平成28年に全国の裁判所で殺人を含む罪により有罪判決を受け,調査時点で確定していた者を対象とする特別調査の結果によれば,殺人を犯した高齢者の約9割には自由刑前科が見られず,被害者との関係では親族殺が約7割を占め,親族殺は非親族殺と比べ既遂率が高い。親族殺の中でも,配偶者殺では,男性による犯行の割合が高く,約5割は被害者が精神・身体のいずれか又は双方の障害を有し,約3割は被害者が要介護・寝たきりや認知症の状況にあり,犯行の背景に,将来悲観・自暴自棄,介護疲れや問題の抱え込みといった事情がある。これらの特徴から,高齢者特有の将来に対する不安や,自身と同様に高齢である配偶者との生活に行き詰まりを感じながら,これを抱え込んだままでいることが,殺人という悲劇につながった例が少なくないことが看取される。一方,子殺しでは,女性による犯行の割合が高く,被害者に精神の障害等があるものの割合が約9割を占めていることに加え,配偶者殺よりも犯行の動機・背景に,問題の抱え込み,家庭内トラブルが多く見られ,配偶者殺にはほとんど見られない被害者からの暴力・暴言への反撃が過半数を占めており,障害等を抱えた子の対処を,誰にも相談できないままに抱え込んだり,子の暴力・暴言に思い余って犯行に及ぶ状況が推察される。子による高齢の親殺し事案では,加害者である子が精神の健康問題を有するものが7割を占めており,子の精神障害等が加害・被害の両面で高齢の親に影響を及ぼしている。

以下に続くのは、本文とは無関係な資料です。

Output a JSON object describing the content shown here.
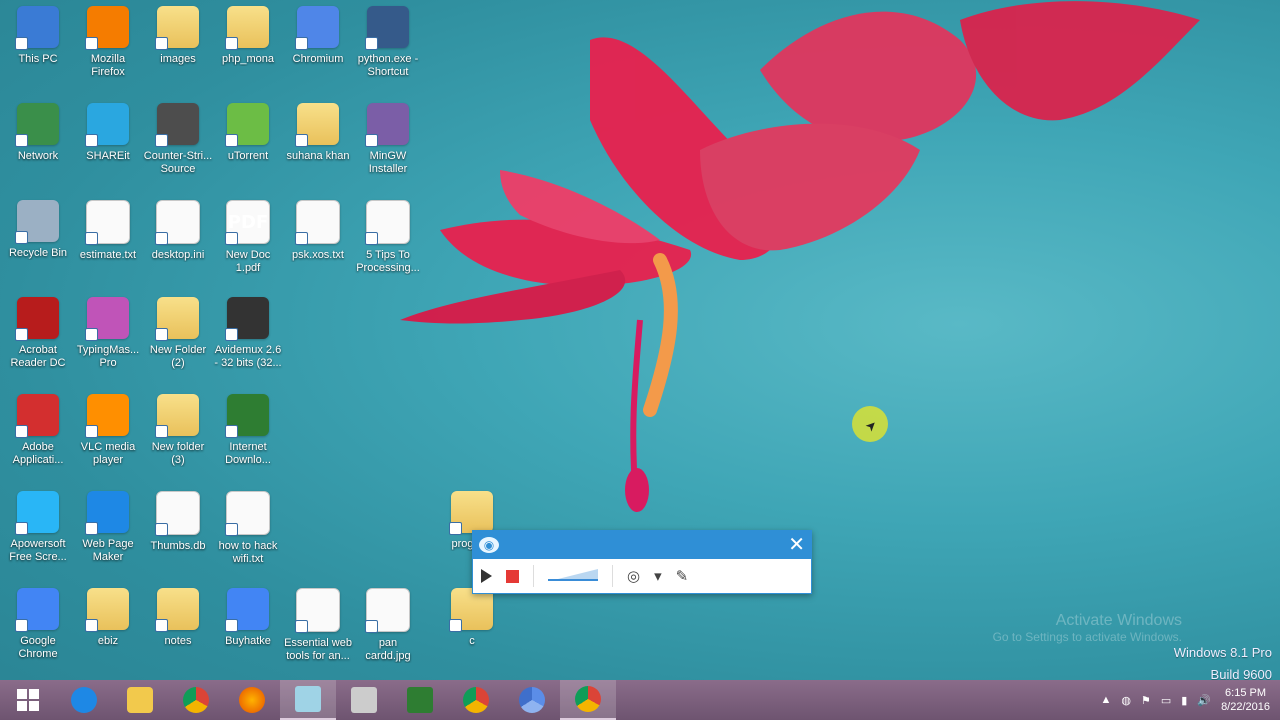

裁判内容を見ると,非高齢者では,既遂未遂を問わず,約9割が実刑であるのに,高齢者の親族殺では,既遂であっても約3割が全部執行猶予であり,殺人という重罪であってもなお服役させることをためらわせる事情が存在することを物語っており,事後的な処遇よりも未然予防策を講じることが重要である。今回の特別調査によって得られた知見を踏まえ,刑事司法機関において,社会福祉を担う地方公共団体との間で,高齢の配偶者介護に伴う殺人事犯が後を絶たない実情を共有することなどにより,配偶者殺の背景にある要介護・寝たきりや認知症の高齢配偶者を介護する高齢介護者の物理的・心理的負担を,地方公共団体や地域の福祉機関,医療機関等が協力して軽減・解消するよう促していく必要があろう。また,子殺し及び子による高齢の親殺し事案については,コラム11で示されているように,障害を有し,暴力に及ぶ子に,高齢者が家庭内のみで適切に対応するには困難があり,障害や犯罪に係る専門的な知見を有する機関への早期かつ十分な相談を行うことが不可欠である。その際,犯罪や非行に関する専門的知識に加え,発達の問題や精神障害にも専門的知見を有する法務技官(心理)や法務教官を擁する少年鑑別所の地域援助が,一定の役割を果たすことも期待される。